Sailing Coach To Be Sentenced In College Admissions Scandal

By Tovia Smith NPR

Former Stanford University sailing coach John Vandemoer will be sentenced in federal court in Boston on Wednesday for his connection to the college admissions scandal. In what will be the first sentence handed down in connection with the scam, prosecutors are calling for a “meaningful” sentence of 13 months in prison to rebuild faith in what they call a “rigged” system.

Vandemoer has pleaded guilty to racketeering conspiracy for agreeing to take $610,000 in bribes from wealthy parents as quid pro quo for getting their kids into the elite school.

Coaches like Vandemoer were the key to the so-called side-door that many students around the nation illicitly slipped through to get into elite colleges. Coaches on the take would use their special slots meant for star recruits and instead sell them to the highest bidders. Often that meant admitting students purporting to be champion athletes in sports they never even actually played; photos were doctored to make them look like competitors.

In Vandemoer’s case, he has admitted to agreeing to designate two students as recruits in exchange for sums of $110,000 and $500,000. (Prosecutors allege Vandemoer also took an earlier payment of $500,000 for a third student’s admission, even though a timing snafu ultimately foiled that plan.)

Vandemoer “not only deceived and defrauded” Stanford, prosecutors write in their sentencing memorandum, “but also validated a national cynicism over college admissions by helping wealthy and unscrupulous applicants enjoy an unjust advantage over those who lack deep pockets or are simply unwilling to cheat to get ahead.”

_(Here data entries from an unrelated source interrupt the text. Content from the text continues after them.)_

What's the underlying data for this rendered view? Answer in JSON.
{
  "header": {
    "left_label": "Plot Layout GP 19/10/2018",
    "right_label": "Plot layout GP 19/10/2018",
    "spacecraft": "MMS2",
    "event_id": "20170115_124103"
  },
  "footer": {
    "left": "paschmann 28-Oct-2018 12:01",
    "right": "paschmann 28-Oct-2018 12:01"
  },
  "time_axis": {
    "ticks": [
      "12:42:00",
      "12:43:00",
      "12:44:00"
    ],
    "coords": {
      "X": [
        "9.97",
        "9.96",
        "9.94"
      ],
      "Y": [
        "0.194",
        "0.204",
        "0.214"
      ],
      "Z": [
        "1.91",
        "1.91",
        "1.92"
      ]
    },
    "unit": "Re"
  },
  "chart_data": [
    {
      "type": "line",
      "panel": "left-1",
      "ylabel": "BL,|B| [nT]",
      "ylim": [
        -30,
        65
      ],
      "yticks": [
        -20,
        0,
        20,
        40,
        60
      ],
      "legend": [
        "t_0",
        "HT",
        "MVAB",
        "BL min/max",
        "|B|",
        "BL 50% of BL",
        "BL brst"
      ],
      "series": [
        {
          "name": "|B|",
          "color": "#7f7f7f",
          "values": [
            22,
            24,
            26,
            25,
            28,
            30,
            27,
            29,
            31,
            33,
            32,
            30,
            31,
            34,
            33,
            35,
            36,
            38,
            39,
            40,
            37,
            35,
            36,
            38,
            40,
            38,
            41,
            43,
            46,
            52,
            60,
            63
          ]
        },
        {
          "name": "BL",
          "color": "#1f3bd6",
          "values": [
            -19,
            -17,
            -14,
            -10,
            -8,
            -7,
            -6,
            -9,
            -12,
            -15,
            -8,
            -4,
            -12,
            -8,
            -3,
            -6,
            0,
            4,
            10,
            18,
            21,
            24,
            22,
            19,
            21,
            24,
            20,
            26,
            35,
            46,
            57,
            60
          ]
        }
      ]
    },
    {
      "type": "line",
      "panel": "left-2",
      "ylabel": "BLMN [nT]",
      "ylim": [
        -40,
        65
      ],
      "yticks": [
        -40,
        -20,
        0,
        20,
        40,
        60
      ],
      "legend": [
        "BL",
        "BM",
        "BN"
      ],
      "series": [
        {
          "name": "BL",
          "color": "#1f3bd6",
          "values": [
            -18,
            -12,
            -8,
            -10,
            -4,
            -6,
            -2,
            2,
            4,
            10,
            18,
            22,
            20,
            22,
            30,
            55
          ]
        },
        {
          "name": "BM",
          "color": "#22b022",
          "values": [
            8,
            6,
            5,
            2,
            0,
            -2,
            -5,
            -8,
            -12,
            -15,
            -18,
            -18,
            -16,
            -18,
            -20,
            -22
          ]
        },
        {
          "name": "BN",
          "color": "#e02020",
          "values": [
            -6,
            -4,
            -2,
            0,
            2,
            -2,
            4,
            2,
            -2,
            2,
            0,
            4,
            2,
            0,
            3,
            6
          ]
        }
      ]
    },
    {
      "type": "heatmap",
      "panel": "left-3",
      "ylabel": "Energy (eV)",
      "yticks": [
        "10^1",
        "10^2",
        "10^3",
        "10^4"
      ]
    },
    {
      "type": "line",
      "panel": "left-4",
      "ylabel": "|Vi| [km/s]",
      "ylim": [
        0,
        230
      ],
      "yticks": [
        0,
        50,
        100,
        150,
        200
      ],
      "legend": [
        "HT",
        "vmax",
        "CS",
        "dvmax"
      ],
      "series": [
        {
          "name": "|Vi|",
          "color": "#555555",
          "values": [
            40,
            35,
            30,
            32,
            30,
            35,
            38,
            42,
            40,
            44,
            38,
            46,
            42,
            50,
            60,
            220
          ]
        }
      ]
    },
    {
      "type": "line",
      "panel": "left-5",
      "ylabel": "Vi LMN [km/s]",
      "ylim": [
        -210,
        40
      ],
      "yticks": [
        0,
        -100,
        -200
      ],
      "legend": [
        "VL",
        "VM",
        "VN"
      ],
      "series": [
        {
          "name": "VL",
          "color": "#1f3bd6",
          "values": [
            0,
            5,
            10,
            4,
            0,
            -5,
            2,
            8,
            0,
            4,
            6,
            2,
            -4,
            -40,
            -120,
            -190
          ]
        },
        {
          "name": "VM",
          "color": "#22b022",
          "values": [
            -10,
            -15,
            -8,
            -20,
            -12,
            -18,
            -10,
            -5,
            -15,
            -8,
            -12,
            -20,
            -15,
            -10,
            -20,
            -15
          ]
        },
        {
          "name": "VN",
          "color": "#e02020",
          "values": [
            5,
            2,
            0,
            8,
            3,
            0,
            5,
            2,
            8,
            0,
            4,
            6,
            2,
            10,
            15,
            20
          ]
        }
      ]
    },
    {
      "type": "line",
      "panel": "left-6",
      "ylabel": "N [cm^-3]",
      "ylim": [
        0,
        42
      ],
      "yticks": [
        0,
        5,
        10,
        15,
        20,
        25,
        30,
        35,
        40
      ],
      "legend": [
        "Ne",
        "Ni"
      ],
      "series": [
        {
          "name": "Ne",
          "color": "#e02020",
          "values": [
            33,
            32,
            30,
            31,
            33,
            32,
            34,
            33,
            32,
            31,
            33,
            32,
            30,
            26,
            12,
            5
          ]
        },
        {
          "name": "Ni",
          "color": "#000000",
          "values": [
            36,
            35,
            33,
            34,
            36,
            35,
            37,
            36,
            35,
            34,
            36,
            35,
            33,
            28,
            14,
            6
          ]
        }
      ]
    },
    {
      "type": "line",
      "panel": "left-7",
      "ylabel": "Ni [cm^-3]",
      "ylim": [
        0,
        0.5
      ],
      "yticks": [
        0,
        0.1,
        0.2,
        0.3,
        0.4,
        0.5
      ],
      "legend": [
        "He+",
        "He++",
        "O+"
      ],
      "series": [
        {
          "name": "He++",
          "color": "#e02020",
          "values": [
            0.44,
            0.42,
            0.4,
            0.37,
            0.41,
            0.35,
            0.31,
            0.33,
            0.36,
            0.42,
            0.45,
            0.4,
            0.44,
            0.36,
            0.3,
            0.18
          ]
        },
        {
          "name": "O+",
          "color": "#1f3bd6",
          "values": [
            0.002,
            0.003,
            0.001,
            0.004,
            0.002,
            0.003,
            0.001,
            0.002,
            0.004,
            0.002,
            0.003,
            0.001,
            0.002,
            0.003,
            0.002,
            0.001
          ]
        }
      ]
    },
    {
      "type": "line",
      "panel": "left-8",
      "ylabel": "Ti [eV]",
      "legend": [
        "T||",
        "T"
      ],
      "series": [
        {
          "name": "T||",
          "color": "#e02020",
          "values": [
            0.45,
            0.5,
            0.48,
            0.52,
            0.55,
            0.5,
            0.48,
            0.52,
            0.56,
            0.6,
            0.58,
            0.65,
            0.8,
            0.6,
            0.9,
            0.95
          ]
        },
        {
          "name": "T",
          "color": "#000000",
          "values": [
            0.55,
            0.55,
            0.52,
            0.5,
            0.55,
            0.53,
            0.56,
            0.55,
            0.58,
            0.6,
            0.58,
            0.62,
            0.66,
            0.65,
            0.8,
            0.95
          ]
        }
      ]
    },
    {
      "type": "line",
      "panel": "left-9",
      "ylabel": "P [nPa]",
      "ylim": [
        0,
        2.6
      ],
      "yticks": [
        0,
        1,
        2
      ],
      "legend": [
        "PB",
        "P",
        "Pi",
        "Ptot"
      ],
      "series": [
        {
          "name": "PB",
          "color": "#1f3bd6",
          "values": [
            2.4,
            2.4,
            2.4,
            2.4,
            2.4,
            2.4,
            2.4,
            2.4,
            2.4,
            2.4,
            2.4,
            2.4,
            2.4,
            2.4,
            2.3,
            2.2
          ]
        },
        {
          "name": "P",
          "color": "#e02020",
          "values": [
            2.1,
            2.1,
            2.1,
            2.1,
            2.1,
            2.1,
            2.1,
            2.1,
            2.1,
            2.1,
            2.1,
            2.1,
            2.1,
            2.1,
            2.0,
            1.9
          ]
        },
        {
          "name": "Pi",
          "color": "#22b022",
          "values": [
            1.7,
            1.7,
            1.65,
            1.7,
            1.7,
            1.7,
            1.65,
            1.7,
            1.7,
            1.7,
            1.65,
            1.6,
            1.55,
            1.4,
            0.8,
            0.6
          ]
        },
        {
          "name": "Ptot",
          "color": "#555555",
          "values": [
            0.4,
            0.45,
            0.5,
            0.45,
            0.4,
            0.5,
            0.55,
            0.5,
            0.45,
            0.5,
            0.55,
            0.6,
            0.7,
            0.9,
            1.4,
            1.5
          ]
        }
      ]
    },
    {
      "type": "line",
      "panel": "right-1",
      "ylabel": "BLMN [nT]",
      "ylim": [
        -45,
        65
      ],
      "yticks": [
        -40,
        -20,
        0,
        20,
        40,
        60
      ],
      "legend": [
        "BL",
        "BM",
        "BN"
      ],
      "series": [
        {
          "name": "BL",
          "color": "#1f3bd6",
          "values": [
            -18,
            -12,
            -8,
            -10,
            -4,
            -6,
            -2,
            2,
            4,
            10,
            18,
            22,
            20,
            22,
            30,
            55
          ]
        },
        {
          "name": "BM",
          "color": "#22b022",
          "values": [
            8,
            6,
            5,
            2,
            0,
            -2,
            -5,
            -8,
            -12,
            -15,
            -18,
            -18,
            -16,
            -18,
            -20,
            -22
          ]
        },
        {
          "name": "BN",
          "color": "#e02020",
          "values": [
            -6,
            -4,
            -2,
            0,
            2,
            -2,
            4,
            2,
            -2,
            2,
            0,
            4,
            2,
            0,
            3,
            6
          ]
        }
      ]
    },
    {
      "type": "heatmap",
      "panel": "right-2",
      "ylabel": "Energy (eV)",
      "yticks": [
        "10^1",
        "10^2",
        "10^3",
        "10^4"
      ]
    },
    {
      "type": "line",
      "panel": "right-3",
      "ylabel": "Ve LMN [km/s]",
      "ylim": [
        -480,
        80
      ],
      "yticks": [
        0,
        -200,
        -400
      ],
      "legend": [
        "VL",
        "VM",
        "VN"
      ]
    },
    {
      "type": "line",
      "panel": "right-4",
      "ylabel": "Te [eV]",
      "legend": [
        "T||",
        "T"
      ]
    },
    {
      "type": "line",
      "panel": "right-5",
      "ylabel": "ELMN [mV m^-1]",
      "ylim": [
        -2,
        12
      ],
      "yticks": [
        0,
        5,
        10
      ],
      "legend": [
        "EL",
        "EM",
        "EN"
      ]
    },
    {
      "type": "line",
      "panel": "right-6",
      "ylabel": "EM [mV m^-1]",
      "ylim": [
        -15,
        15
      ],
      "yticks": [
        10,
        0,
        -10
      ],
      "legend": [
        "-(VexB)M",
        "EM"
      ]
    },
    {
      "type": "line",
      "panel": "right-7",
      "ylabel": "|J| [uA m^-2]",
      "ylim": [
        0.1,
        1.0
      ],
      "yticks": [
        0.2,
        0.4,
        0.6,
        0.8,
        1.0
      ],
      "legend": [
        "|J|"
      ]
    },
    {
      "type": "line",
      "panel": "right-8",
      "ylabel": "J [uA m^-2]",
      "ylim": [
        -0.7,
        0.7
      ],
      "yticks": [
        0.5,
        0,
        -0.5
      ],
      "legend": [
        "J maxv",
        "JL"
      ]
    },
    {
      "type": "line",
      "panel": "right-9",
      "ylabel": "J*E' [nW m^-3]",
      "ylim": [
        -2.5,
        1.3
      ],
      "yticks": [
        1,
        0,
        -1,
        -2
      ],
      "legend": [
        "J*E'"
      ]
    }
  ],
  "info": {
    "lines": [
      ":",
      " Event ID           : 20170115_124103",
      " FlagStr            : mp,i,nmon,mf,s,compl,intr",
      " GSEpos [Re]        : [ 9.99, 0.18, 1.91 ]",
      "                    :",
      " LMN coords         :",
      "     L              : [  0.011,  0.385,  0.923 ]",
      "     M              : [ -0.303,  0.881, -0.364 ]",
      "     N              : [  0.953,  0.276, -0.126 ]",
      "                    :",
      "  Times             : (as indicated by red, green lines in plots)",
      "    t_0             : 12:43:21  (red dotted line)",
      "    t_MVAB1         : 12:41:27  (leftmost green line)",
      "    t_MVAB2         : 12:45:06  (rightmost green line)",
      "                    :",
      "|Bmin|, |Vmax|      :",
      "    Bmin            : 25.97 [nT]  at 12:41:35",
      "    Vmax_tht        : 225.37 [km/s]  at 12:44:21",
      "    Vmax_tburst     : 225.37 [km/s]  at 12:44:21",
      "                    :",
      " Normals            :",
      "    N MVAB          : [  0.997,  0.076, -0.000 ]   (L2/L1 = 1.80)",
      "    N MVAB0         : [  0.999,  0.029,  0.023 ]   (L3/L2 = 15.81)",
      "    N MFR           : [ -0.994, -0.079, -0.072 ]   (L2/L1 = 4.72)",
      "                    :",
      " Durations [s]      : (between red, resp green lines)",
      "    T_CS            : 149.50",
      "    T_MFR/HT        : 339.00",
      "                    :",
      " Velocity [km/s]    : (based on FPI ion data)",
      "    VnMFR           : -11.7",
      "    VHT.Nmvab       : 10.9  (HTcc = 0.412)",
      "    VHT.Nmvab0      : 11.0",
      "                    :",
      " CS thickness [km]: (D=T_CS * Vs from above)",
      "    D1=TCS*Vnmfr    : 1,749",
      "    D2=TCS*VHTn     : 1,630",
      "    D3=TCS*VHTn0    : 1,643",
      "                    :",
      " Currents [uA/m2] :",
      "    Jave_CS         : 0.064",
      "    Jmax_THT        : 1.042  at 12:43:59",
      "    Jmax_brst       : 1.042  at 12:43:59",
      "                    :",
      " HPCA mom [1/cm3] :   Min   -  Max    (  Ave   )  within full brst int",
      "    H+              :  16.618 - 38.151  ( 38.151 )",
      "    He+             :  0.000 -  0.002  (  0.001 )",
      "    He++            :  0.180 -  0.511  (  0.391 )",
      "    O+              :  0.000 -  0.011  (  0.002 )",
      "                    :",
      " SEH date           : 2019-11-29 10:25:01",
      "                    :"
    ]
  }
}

“You will never be able to truly calculate the harm done when people learn that it’s a rigged game,” says Patrick Cotter, former federal prosecutor and now defense attorney with Greensfelder in Chicago. “That’s a terrible crime on society. We’ll never know how many kids gave up trying to get into good schools saying to themselves ‘I’m not going to make the effort because some rich kid is just going to buy his way in ahead of me. So why bother?’ ”

Vandemoer’s lawyers, however, are seeking leniency, asking the judge for no time behind bars at all. They are seeking probation for the 41-year-old father of a 1-year-old and a 3-year-old. In their sentencing memorandum, defense attorneys describe Vandemoer as “fundamentally a decent family man” who “dearly regrets” his “terrible mistake” and has “worked hard to make amends.” They also argue he’s “perhaps the least culpable” of all 50 defendants in this case, since he never pocketed any money for himself; it all went to the sailing team to pay for uniforms, equipment and an assistant coach.

“Vandemoer’s intent, while misguided, was to help the sailing program he loved,” his lawyers write. And besides, they add, no student ever actually got into Stanford because of Vandemoer. Two students opted to go elsewhere and the third student, who was too late to be recruited, applied and got in through the normal process, but was kicked out this year, after Stanford learned that her resume contained false information.

Vandemoer’s lawyers have also sent the judge some 30 letters from family, friends and supporters, including former students and colleagues, extolling Vandemoer’s character.

“Honesty and integrity were more important [to Vandemoer] than victory,” wrote one parent.

“He’s known as a straight shooter; one who adheres to the rules closely,” said an attorney who has worked with Vandemoer in community sailing.

But former prosecutor Cotter says he doesn’t think Vandemoer is likely to get off with probation only.

Defense attorneys are “sailing into a headwind,” he says. “You know, if it was put up to a vote the public would probably send all these people to jail for 20 years.”

Indeed, many across the nation have been outraged as prosecutors revealed the brazen scam that also involved cheating on students’ SAT and ACT entrance exams. The government has amassed a mountain of damning evidence, including emails, wiretapped phone conversations and financial records, implicating coaches, parents, middlemen, test proctors and test takers. The mastermind, Rick Singer, has pleaded guilty to three counts of racketeering conspiracy and one count of obstruction of justice for taking some $25 million in fake donations. That could mean 65 years in prison. But Singer is hoping his sentence will be much lighter because he has been cooperating with the government to build cases against others.

More than a dozen parents have already pleaded guilty, including actress Felicity Huffman, who expressed “deep regret and shame.”

Another, New York attorney Gordon Caplan, choked up publicly, when he said he was “really sorry to my daughter who I love more than anything in the world, who knew nothing about this” and also to “all the other kids who are in the college admissions process and to all the parents who are helping them and supporting them.”

But nearly 20 parents, including actress Lori Loughlin, have dug in their heels and are fighting the charges. Attorney Martin Weinberg represents two defendants who have pleaded not guilty and say they’re looking forward to a trial to prove they did nothing wrong.

“Donations that are made on an everyday basis by parents of students to universities, we contend were not bribes, but were instead donations,” Weinberg says.

Meanwhile, Stanford says it wants nothing to do with that money, no matter what anyone calls it. The school says it considers the money tainted and is planning to redirect it “for the public good.” The school did not weigh in on how much time Vandemoer deserves when he’s sentenced.